Presence of 1q gain and absence of 7p gain are new predictors of local or metastatic relapse in localized resectable neuroblastoma

Abstract

We have addressed the search of novel genetic prognostic markers in a selected cohort of patients with stroma-poor localized resectable neuroblastoma (NB) who underwent relapse or progression (group 1) or complete remission (group 2) over a minimum follow-up of 32 months from diagnosis.

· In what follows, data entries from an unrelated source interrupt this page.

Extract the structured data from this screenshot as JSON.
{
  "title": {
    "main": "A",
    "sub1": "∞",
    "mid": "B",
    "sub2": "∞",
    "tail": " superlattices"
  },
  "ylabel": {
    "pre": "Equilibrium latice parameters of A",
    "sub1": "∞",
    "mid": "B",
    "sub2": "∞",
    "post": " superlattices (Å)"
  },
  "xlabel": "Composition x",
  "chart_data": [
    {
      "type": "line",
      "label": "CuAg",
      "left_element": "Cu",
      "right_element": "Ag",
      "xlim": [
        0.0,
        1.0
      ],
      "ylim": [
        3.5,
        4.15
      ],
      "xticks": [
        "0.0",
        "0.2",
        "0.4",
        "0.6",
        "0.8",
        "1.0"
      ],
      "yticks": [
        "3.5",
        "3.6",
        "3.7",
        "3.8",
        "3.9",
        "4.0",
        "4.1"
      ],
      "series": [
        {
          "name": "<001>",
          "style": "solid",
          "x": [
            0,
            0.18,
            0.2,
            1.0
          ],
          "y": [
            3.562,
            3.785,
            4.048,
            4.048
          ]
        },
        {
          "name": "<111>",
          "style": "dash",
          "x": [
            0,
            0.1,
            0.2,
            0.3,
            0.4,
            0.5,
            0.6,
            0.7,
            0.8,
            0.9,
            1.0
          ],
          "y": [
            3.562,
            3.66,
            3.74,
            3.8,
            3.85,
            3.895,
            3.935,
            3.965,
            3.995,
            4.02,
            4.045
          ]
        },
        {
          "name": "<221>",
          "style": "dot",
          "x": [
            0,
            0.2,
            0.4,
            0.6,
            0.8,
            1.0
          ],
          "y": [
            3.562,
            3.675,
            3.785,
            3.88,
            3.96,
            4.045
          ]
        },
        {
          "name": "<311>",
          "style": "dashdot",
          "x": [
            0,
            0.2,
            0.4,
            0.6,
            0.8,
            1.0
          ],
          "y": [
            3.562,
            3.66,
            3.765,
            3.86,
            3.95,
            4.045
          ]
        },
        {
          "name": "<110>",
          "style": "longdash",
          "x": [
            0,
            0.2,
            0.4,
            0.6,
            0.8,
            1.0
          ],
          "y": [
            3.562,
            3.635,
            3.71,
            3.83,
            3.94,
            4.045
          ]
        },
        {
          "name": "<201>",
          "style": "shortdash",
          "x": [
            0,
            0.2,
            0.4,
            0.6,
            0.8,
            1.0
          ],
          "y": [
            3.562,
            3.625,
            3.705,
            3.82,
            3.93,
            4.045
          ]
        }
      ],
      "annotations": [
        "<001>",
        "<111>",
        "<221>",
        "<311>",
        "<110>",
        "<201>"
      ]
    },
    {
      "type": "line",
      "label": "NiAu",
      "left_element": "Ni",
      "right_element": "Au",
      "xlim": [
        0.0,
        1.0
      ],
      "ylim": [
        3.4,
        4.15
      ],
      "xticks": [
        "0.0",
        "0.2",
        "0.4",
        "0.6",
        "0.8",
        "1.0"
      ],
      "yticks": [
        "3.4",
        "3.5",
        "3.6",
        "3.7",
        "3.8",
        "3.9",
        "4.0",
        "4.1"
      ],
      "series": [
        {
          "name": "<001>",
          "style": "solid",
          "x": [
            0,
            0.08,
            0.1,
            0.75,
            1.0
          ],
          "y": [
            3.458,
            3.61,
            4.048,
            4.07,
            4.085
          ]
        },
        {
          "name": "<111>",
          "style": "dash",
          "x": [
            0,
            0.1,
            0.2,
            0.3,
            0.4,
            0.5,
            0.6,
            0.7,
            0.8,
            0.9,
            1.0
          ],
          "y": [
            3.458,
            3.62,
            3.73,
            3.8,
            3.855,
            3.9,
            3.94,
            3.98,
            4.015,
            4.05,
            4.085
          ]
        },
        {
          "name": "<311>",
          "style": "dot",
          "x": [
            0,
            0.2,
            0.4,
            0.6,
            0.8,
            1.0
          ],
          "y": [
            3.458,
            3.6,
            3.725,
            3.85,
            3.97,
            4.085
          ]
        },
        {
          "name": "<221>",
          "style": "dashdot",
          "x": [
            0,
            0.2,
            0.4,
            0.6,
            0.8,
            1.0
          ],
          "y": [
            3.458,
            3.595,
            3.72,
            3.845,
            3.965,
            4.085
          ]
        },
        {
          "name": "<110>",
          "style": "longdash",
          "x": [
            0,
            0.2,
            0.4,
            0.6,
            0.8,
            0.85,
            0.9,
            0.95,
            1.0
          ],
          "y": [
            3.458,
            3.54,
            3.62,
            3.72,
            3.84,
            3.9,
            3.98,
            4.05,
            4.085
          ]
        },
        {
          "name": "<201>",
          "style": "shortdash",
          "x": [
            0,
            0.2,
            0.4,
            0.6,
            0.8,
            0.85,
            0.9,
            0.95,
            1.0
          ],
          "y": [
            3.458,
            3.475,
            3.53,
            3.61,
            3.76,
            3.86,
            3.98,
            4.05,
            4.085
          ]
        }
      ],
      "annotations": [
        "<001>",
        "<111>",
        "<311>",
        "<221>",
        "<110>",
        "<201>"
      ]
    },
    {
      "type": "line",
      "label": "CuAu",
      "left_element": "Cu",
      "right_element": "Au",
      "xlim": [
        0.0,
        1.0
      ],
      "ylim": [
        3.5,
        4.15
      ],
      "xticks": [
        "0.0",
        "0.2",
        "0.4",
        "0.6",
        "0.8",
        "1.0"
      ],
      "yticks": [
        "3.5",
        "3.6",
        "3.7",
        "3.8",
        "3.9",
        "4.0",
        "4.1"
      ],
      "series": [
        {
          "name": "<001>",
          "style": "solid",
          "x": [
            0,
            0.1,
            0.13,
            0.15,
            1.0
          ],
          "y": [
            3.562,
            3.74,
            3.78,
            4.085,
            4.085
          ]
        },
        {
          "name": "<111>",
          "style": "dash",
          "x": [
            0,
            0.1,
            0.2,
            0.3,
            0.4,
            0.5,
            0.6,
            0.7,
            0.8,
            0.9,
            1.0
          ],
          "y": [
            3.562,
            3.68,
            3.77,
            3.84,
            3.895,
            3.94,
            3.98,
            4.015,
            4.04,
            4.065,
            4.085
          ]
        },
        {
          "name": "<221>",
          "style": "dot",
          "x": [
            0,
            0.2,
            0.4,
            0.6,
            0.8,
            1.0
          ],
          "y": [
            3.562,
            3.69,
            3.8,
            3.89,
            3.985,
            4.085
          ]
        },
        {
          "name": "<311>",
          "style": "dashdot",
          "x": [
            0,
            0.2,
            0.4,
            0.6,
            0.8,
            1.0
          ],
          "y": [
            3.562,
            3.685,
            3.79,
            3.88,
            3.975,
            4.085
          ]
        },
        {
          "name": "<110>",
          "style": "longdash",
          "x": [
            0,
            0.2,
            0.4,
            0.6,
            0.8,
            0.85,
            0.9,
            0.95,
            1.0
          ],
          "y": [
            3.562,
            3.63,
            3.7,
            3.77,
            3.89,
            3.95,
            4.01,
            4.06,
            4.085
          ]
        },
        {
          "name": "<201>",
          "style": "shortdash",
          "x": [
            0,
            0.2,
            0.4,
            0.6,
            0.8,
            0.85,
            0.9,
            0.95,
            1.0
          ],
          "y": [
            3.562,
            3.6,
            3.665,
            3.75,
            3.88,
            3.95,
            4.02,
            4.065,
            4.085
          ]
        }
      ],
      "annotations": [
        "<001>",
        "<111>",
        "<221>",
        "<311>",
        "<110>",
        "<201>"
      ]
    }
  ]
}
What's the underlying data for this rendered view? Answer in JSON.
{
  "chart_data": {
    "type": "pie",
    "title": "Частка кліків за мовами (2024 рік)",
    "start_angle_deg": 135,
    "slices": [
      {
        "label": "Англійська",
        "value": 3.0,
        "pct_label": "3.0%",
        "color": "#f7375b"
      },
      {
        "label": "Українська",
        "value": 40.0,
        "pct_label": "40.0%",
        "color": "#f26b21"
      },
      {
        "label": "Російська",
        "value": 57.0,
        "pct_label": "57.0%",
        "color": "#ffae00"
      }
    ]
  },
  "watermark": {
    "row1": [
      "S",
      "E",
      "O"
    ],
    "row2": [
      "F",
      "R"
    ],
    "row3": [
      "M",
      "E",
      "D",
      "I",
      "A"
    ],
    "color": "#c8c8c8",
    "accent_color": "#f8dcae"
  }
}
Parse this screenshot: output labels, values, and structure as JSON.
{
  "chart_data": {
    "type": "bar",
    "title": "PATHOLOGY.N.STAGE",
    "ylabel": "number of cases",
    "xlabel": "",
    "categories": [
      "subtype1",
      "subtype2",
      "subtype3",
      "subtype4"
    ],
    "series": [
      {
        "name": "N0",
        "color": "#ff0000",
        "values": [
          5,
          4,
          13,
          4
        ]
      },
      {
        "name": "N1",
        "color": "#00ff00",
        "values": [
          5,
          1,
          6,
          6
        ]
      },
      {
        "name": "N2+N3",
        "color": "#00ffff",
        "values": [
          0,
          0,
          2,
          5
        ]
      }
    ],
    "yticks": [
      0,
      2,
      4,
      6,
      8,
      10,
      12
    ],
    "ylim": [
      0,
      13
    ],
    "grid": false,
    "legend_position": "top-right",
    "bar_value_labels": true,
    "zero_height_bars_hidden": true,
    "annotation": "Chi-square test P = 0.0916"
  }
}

Twenty-three Italian patients with localized resectable NB (stages 1 and 2) diagnosed from 1994 through 2005 were studied. All patients received surgical treatment. Chemotherapy was administered only to the three stage 2 patients who had MYCN-amplified tumors. High-resolution array-comparative genomic hybridization (CGH) DNA copy-number analysis technology was used to identify novel prognostic markers. Chromosome 1p36.22p36.32 loss and 1q22qter gain, detected almost exclusively in group 1 patients, were significantly associated with poor event-free survival (EFS) (p = 0.0024 and p = 0.024, respectively). In contrast, patients with 7p11.2p22 gain, who belonged predominantly to group 2, had a significantly better EFS (p = 0.015). The frequency of 17q gain or 3p and 11q losses did not differ significantly in group 1 versus group 2 NBs. The sensitive technique allowed us to define the smallest region of 1p deletion. In conclusion, 1q22qter gain and 7p11.2p22 gain might represent new prognostic markers in localized resectable NB, but the small study size and the retrospective nature of the findings warrant further validation of the results in larger studies.

Fig. 1

Overall survival (A) and event-free survival (B) for 23 localized group 1 and group 2 resectable neuroblastoma patients.

Fig. 2

(A) Summary of the patterns of total gains (right, green lines) and losses (left, red lines) detected in 23 localized resectable neuroblastoma samples using array-comparative genomic hybridization (CGH). (B) Aberration patterns present in group 1 tumors. (C) Aberration patterns present in group 2 tumors. Each line represents a copy number aberration in the individual tumors. The thick lines indicate the number of tumors, shown above the lines, with the same imbalances. The arrows indicate the major differences between the two CGH results.

Fig. 3

Median number of structural copy number aberrations (CNAs) per tumor in the two groups of patients (group 1, relapsed tumors; group 2, nonrelapsed tumors). Mann-Whitney U-test, p = 0.016.

Fig. 4

(A) Minimal common region of 1p loss. The arrow points to the break point position on chromosome 1p. (B–D) Event-free survival according to chromosome 1p loss (B), chromosome 1q gain (C), and chromosome 7p gain (D).